Pelosi calls on Republicans to denounce ‘great replacement’ theory
Speaker Nancy Pelosi (D-Calif.) called on her Republican colleagues on Thursday to denounce the “great replacement” theory, which sprung into the national spotlight this week after a gunman who allegedly espoused the racist conspiracy shot 13 people in Buffalo, N.Y., 11 of whom were Black.
Some former President Trump-aligned Republicans have come under fire in the wake of the shooting, which killed 10, for past comments implying that Democrats and other top figures have tried to empower minorities through immigration policy at the expense of white individuals.
Pelosi — speaking at a press conference on the steps of the Capitol alongside members of the congressional Black, Asian and Hispanic caucuses — said violence must be stopped and emphasized the Democratic push for firearm background checks, before asserting that current circumstances are being “compounded by the replacement theory.”
“It’s an extremely alarming and despicable idea and it must be rejected by anyone who claims to embrace our American ideals,” Pelosi said. “It’s spread by social media algorithms where people find people who think the way they do, in an evil way, promoted on top television networks — yes, it is.”
She then turned to her colleagues across the aisle.
“And tragically, as has been mentioned here by leading political figures. Why isn’t everyone in this Congress saying ‘I reject replacement theory?’” Pelosi said, eliciting applause from the Democrats surrounding her.

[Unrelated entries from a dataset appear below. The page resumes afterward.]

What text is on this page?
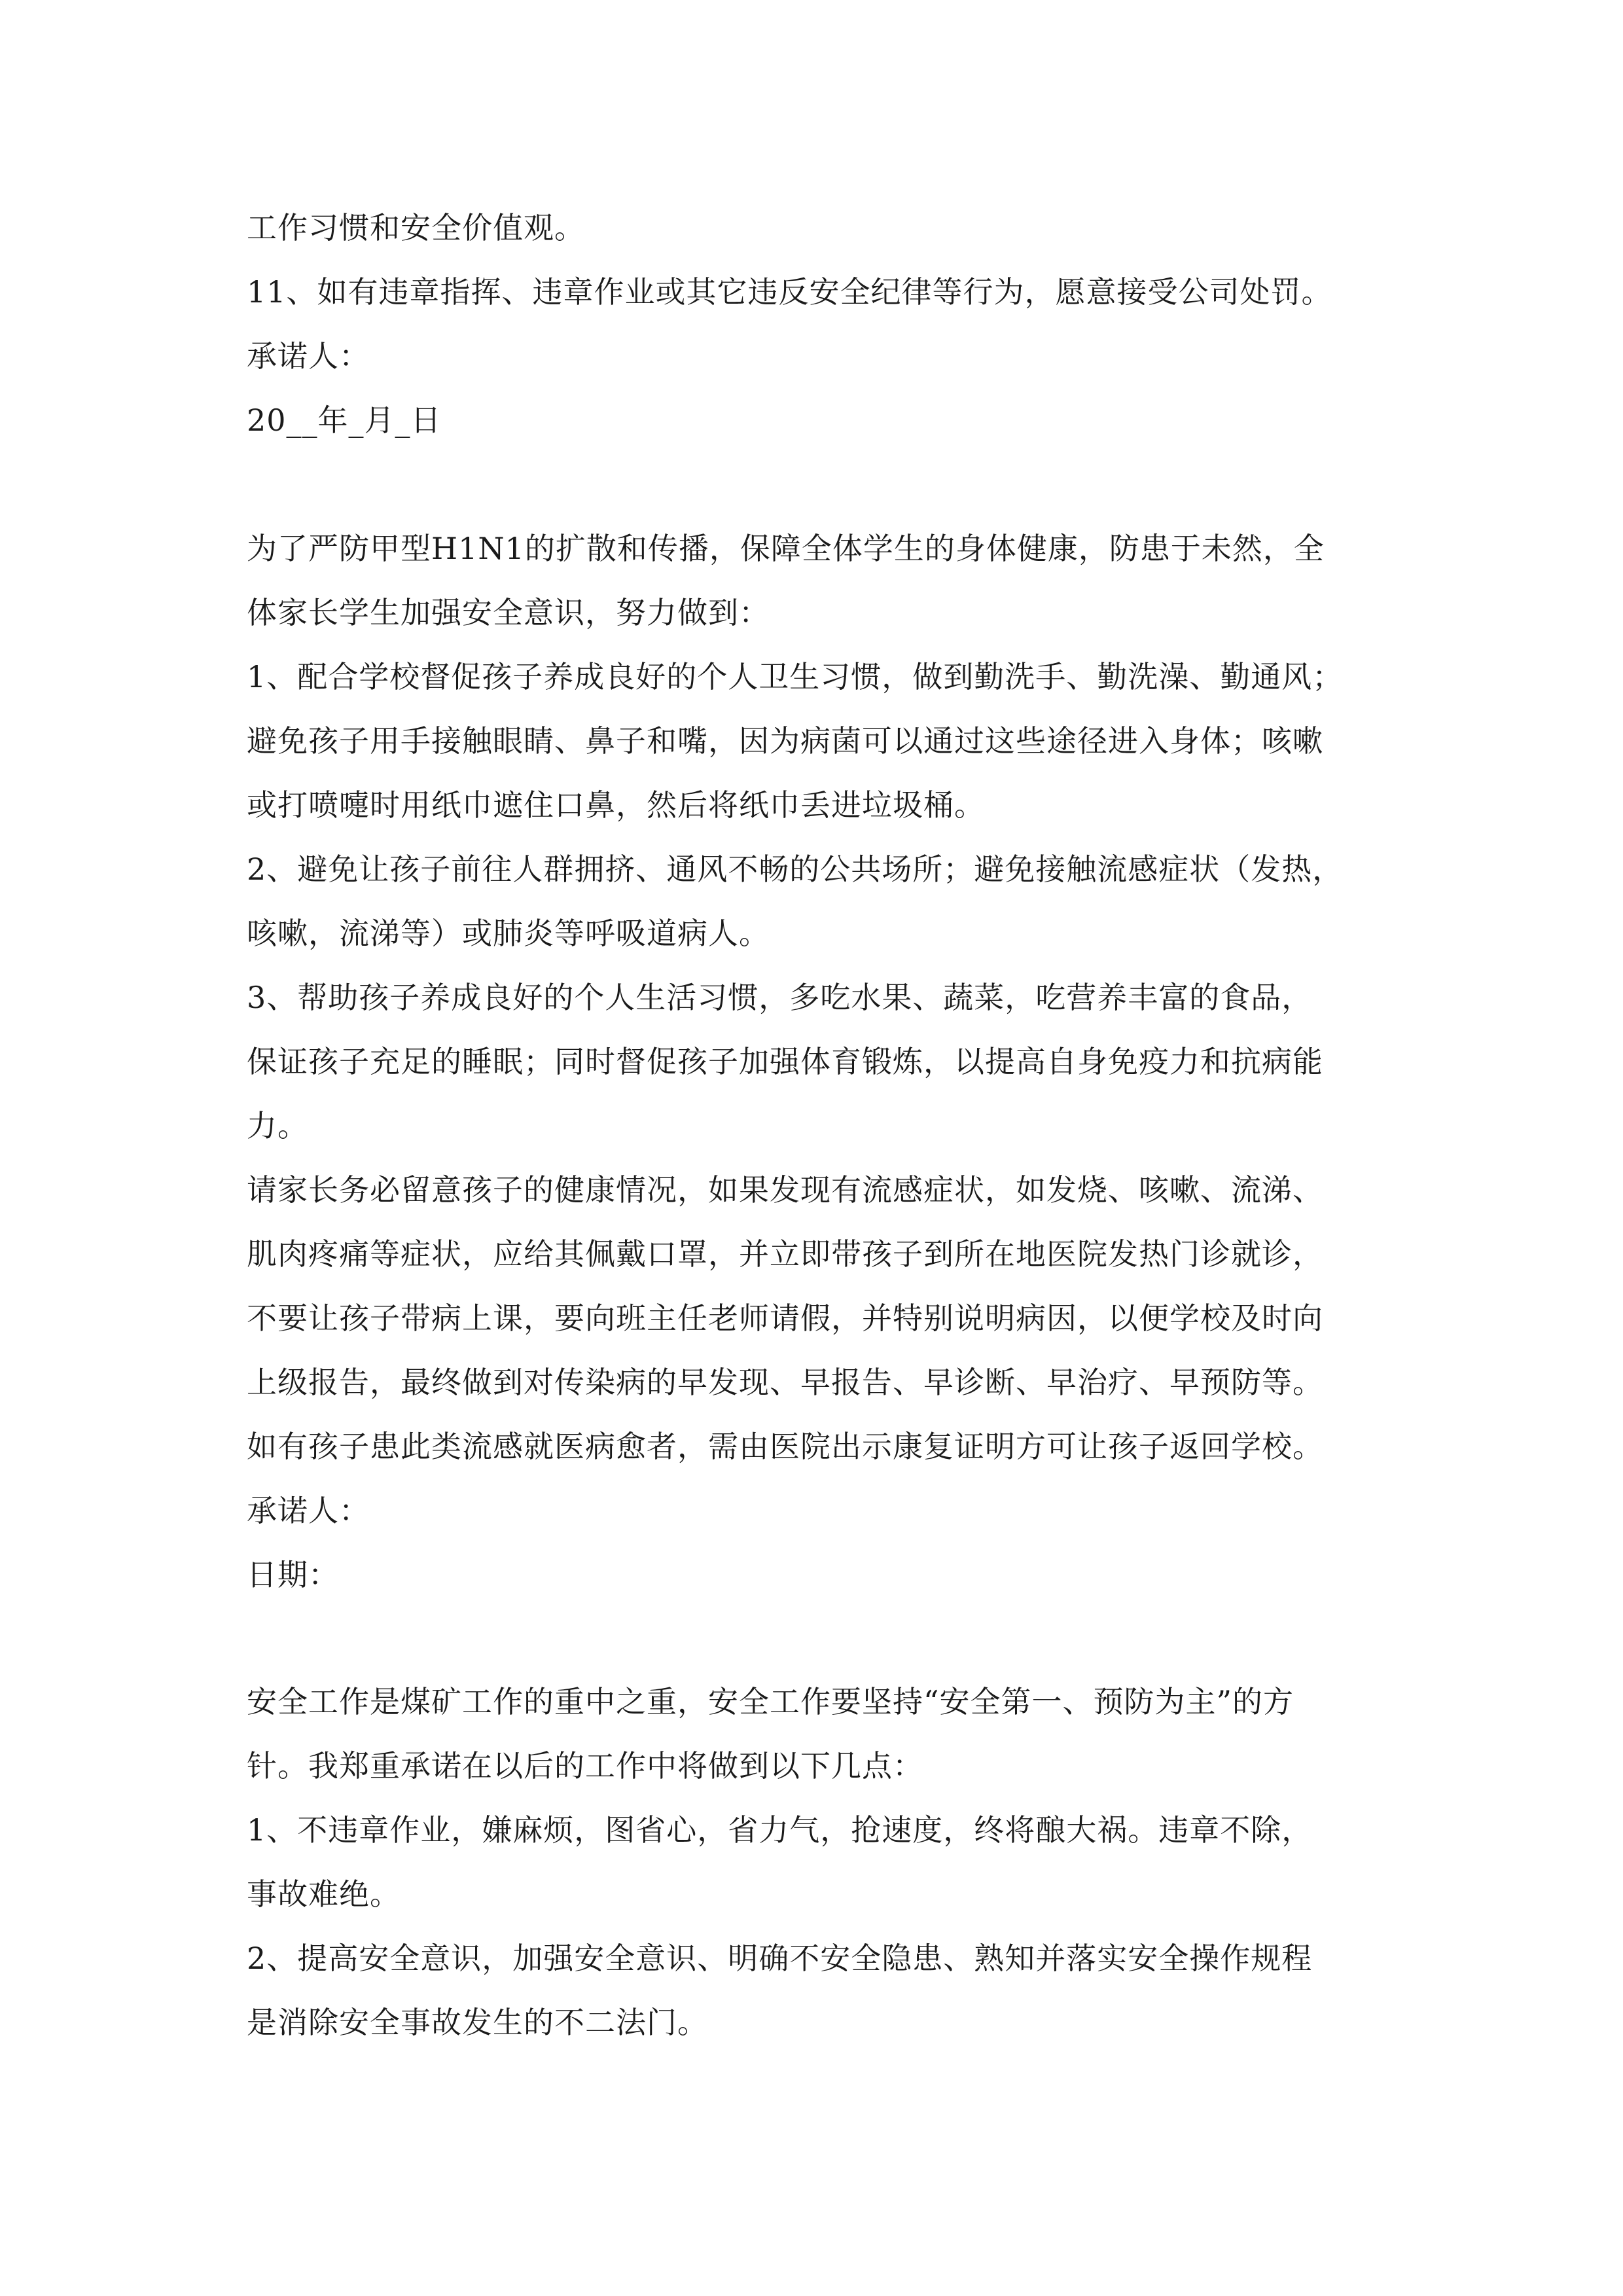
工作习惯和安全价值观。
11、如有违章指挥、违章作业或其它违反安全纪律等行为，愿意接受公司处罚。
承诺人：
20__年_月_日
为了严防甲型H1N1的扩散和传播，保障全体学生的身体健康，防患于未然，全
体家长学生加强安全意识，努力做到：
1、配合学校督促孩子养成良好的个人卫生习惯，做到勤洗手、勤洗澡、勤通风；
避免孩子用手接触眼睛、鼻子和嘴，因为病菌可以通过这些途径进入身体；咳嗽
或打喷嚏时用纸巾遮住口鼻，然后将纸巾丢进垃圾桶。
2、避免让孩子前往人群拥挤、通风不畅的公共场所；避免接触流感症状（发热，
咳嗽，流涕等）或肺炎等呼吸道病人。
3、帮助孩子养成良好的个人生活习惯，多吃水果、蔬菜，吃营养丰富的食品，
保证孩子充足的睡眠；同时督促孩子加强体育锻炼，以提高自身免疫力和抗病能
力。
请家长务必留意孩子的健康情况，如果发现有流感症状，如发烧、咳嗽、流涕、
肌肉疼痛等症状，应给其佩戴口罩，并立即带孩子到所在地医院发热门诊就诊，
不要让孩子带病上课，要向班主任老师请假，并特别说明病因，以便学校及时向
上级报告，最终做到对传染病的早发现、早报告、早诊断、早治疗、早预防等。
如有孩子患此类流感就医病愈者，需由医院出示康复证明方可让孩子返回学校。
承诺人：
日期：
安全工作是煤矿工作的重中之重，安全工作要坚持“安全第一、预防为主”的方
针。我郑重承诺在以后的工作中将做到以下几点：
1、不违章作业，嫌麻烦，图省心，省力气，抢速度，终将酿大祸。违章不除，
事故难绝。
2、提高安全意识，加强安全意识、明确不安全隐患、熟知并落实安全操作规程
是消除安全事故发生的不二法门。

House GOP leadership rebutted allegations hurled by Democrats that accused their rhetoric of contributing to white supremacy following the Buffalo shooting, regarding them as all politics. Rank-and-file members of the conference also dismissed accusations that leadership was entertaining white nationalism.

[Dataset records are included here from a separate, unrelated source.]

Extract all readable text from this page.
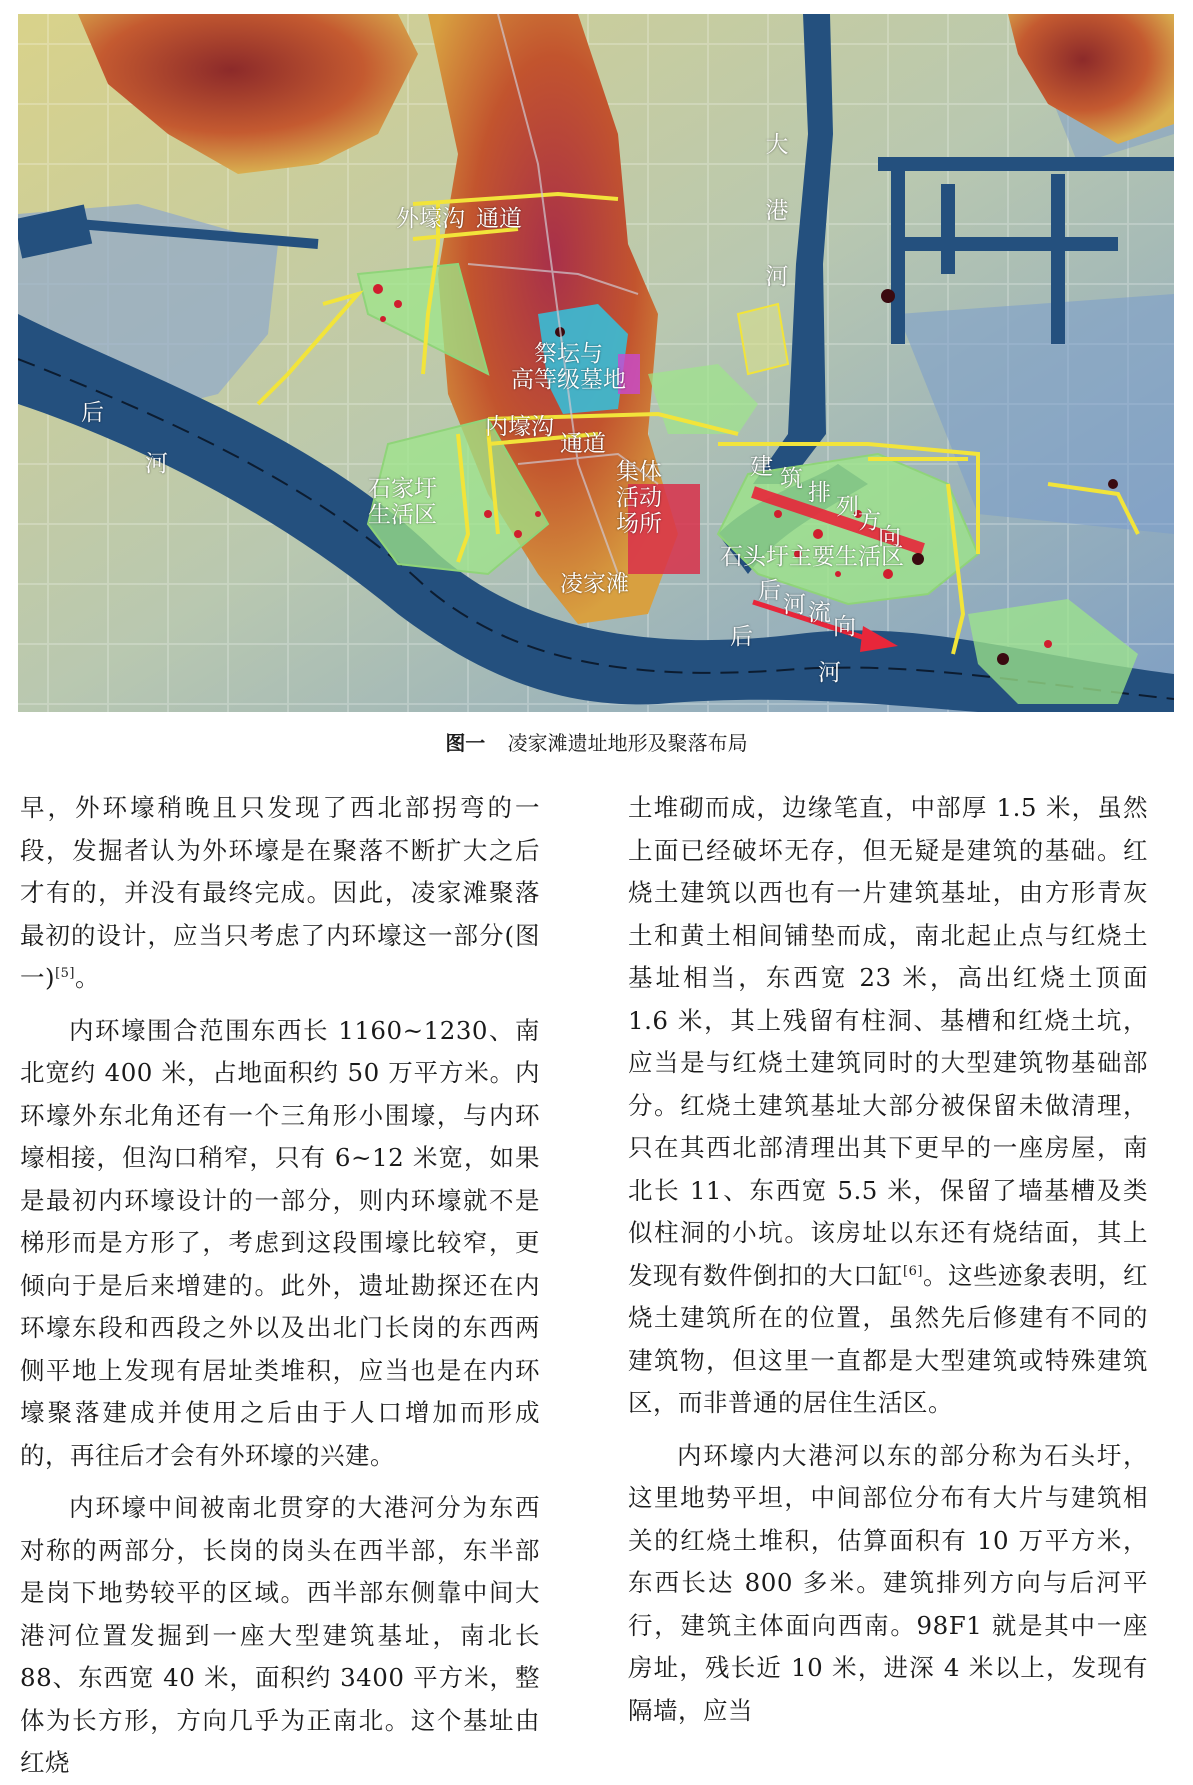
外壕沟 通道
大
港
河
祭坛与
高等级墓地
后
河
内壕沟
通道
石家圩
生活区
集体
活动
场所
建 筑
排
列
方
向
石头圩主要生活区
凌家滩	后
河 流
向
后
河
图一 凌家滩遗址地形及聚落布局

早，外环壕稍晚且只发现了西北部拐弯的一段，发掘者认为外环壕是在聚落不断扩大之后才有的，并没有最终完成。因此，凌家滩聚落最初的设计，应当只考虑了内环壕这一部分(图一)[5]。

内环壕围合范围东西长 1160~1230、南北宽约 400 米，占地面积约 50 万平方米。内环壕外东北角还有一个三角形小围壕，与内环壕相接，但沟口稍窄，只有 6~12 米宽，如果是最初内环壕设计的一部分，则内环壕就不是梯形而是方形了，考虑到这段围壕比较窄，更倾向于是后来增建的。此外，遗址勘探还在内环壕东段和西段之外以及出北门长岗的东西两侧平地上发现有居址类堆积，应当也是在内环壕聚落建成并使用之后由于人口增加而形成的，再往后才会有外环壕的兴建。

内环壕中间被南北贯穿的大港河分为东西对称的两部分，长岗的岗头在西半部，东半部是岗下地势较平的区域。西半部东侧靠中间大港河位置发掘到一座大型建筑基址，南北长 88、东西宽 40 米，面积约 3400 平方米，整体为长方形，方向几乎为正南北。这个基址由红烧

土堆砌而成，边缘笔直，中部厚 1.5 米，虽然上面已经破坏无存，但无疑是建筑的基础。红烧土建筑以西也有一片建筑基址，由方形青灰土和黄土相间铺垫而成，南北起止点与红烧土基址相当，东西宽 23 米，高出红烧土顶面 1.6 米，其上残留有柱洞、基槽和红烧土坑，应当是与红烧土建筑同时的大型建筑物基础部分。红烧土建筑基址大部分被保留未做清理，只在其西北部清理出其下更早的一座房屋，南北长 11、东西宽 5.5 米，保留了墙基槽及类似柱洞的小坑。该房址以东还有烧结面，其上发现有数件倒扣的大口缸[6]。这些迹象表明，红烧土建筑所在的位置，虽然先后修建有不同的建筑物，但这里一直都是大型建筑或特殊建筑区，而非普通的居住生活区。

内环壕内大港河以东的部分称为石头圩，这里地势平坦，中间部位分布有大片与建筑相关的红烧土堆积，估算面积有 10 万平方米，东西长达 800 多米。建筑排列方向与后河平行，建筑主体面向西南。98F1 就是其中一座房址，残长近 10 米，进深 4 米以上，发现有隔墙，应当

But while Democrats have been vocal in their vehement opposition to the right-wing theory, Republicans for the most part have been silent on the topic.
And on Wednesday night, nearly all House Republicans voted against the Domestic Terrorism Prevention Act, which leadership brought up in the aftermath of the shooting. President Biden on Tuesday called the deadly attack “domestic terrorism.”
The bill passed in a 222-203 vote, with only one Republican — Rep. Adam Kinzinger (Ill.) — supporting the measure.
Pelosi, during her weekly press conference earlier on Thursday, commented on the GOP’s opposition to the bill, saying Republicans “don’t even vote for domestic terrorism” prevention.
“Isn’t that sad?” she added.
Pelosi on Thursday, during remarks from the steps of the Capitol, tied the conspiracy to the Jan. 6, 2021, attack on the Capitol, saying the riot “had the same racist elements to it and replacement theory background to it.”
“America, open your eyes to this hateful replacement theory that is taking lives and taking a toll on the spirit of democracy in our country,” she later added, after reading a section of the poem “I Have No Other Country” by Israeli poet Ehud Manor.